PC makers raised similar concerns in a joint filing from Microsoft, Dell, Hewlett-Packard, and Intel. The companies described the tariffs as “a windfall to manufacturers based outside the United States” for the simple reason that those companies sell more products outside the US. As long as everyone keeps manufacturing in China in the short term, a US tariff on Chinese imports becomes a de facto tax on companies shipping products to the US. That’s a huge problem for Dell, which gets nearly a third of its revenue from US laptop sales. But for Lenovo, that number is just 15 percent.
“Because our foreign competitors are less dependent on US sales,” the companies complain, “they would be less severely impacted by new tariffs and would be well-positioned to continue investing in R&D during a time when our companies will be forced to reduce R&D expenditures to offset the increased tariff burden.”
Still, the PC market may be better prepared than most parts of the industry. Assembly for computers is less intricate than for mobile devices, which has allowed many manufacturers to leave China for areas with a cheaper labor force. “HP, Dell, and Lenovo have some very broad supply chains,” Moorhead notes. “They’ve been working for a year to move final manufacturing out of China and into places like Indonesia, Mexico and Eastern Europe.” Dealing with a 25 percent tariff would still mean a huge shift in production, but not everyone would be starting from zero.

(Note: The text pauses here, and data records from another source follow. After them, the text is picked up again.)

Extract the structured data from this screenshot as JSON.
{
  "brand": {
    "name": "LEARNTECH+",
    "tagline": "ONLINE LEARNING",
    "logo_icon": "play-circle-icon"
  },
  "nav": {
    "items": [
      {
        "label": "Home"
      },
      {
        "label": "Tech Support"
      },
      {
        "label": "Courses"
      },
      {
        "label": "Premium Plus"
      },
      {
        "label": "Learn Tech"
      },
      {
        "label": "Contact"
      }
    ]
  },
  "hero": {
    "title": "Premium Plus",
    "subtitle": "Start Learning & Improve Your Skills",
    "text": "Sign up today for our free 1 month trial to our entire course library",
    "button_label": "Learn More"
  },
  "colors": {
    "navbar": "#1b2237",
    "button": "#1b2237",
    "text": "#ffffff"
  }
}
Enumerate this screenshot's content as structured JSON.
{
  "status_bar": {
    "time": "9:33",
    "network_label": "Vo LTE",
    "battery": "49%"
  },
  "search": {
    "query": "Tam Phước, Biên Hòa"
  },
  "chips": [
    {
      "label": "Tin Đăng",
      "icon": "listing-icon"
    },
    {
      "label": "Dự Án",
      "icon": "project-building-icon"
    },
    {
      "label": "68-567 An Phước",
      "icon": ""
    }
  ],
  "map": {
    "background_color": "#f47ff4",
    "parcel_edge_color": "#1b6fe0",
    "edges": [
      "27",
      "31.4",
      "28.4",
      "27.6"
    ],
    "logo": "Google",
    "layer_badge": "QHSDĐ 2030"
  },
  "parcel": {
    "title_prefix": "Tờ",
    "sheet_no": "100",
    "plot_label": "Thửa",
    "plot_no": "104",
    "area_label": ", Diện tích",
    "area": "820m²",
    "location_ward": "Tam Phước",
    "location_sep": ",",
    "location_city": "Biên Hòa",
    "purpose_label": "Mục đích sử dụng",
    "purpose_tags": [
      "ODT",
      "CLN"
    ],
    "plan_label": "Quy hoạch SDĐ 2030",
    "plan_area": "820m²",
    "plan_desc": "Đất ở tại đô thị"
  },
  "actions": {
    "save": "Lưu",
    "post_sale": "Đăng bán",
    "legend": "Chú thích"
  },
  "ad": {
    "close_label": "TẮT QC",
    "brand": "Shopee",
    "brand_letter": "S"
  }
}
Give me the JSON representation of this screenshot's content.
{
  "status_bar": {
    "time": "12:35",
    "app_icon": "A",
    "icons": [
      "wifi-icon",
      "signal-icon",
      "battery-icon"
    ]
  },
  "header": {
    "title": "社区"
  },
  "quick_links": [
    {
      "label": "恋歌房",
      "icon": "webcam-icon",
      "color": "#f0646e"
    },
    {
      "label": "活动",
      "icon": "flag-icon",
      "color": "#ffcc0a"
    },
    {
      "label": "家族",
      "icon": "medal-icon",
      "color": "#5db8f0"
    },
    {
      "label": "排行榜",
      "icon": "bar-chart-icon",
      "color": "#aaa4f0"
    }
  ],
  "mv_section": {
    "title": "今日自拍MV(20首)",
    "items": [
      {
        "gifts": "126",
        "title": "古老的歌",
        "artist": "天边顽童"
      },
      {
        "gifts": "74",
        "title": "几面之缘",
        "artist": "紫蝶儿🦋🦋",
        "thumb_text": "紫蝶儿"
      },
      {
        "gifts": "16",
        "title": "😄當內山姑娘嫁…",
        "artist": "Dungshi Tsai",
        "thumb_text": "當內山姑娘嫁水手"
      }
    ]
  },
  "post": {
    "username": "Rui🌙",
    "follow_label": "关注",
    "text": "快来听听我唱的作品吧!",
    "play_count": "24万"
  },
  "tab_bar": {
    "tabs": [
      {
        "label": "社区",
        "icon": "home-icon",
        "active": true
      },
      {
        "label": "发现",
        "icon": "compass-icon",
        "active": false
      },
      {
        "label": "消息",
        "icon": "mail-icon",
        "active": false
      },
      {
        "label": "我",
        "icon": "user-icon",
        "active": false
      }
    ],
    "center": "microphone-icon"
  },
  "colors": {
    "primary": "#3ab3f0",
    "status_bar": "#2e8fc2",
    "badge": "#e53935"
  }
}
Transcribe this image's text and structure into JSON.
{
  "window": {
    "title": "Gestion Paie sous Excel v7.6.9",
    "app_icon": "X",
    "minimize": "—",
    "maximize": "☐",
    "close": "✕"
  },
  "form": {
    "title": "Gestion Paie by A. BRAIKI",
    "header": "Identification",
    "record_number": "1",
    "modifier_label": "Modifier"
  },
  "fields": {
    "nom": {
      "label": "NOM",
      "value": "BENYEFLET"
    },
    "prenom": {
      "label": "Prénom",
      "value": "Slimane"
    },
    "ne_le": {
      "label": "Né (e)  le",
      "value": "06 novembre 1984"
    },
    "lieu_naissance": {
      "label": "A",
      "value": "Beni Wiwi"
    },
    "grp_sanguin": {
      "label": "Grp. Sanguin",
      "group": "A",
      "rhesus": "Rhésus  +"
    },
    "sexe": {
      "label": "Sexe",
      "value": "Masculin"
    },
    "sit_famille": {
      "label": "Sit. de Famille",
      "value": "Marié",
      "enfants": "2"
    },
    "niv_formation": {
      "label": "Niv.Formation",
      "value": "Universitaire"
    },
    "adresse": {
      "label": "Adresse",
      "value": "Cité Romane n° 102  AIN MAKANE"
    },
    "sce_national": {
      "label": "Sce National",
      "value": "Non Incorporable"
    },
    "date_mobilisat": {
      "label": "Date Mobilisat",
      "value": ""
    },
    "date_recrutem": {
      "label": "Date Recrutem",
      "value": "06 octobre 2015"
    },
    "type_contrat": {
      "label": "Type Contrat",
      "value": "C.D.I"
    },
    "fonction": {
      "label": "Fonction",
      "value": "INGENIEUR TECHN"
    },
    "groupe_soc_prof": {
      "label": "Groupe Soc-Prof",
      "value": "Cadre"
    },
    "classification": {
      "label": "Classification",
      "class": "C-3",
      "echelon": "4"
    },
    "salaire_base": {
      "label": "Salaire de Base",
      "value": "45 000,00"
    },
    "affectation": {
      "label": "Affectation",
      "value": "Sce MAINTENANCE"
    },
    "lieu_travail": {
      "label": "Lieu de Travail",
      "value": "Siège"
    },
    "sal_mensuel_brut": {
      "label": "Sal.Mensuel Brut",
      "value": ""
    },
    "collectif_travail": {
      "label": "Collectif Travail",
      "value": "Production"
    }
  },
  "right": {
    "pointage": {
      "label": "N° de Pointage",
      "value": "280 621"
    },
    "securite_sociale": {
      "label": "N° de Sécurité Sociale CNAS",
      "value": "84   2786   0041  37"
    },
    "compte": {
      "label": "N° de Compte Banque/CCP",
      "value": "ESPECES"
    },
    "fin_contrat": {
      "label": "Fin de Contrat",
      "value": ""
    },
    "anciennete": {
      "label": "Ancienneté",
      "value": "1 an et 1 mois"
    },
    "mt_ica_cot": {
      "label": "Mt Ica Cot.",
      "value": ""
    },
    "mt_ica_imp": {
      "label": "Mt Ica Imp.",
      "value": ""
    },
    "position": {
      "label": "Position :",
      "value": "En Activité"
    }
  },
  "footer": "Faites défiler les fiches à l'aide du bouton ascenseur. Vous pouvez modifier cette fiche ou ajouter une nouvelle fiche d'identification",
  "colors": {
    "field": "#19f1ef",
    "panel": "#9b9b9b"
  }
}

The biggest question is still when and how the tariffs will go into effect, and the White House is giving few hints. The best bet is that talks with China will resume at the G20 summit, which begins on Friday. But Trump’s impulsive nature makes it hard to predict the outcome. Exempting phones or computers from the tariffs would mean a massive reduction in the scale of the tax, a major concession from the US. That kind of concession is possible, but after years of escalation, angry retaliation seems just as likely. That uncertainty leaves much of the industry hanging in the balance and bracing for the worst.
“We have seen similar tariff talk be averted with Mexico, but geopolitics is tricky and Trump is unpredictable,” says Greengart. “The biggest issue right now is that this may actually happen.”
Correction: A previous version of this article incorrectly identified Zenimax as the parent company of Epic Games. The Verge regrets the error.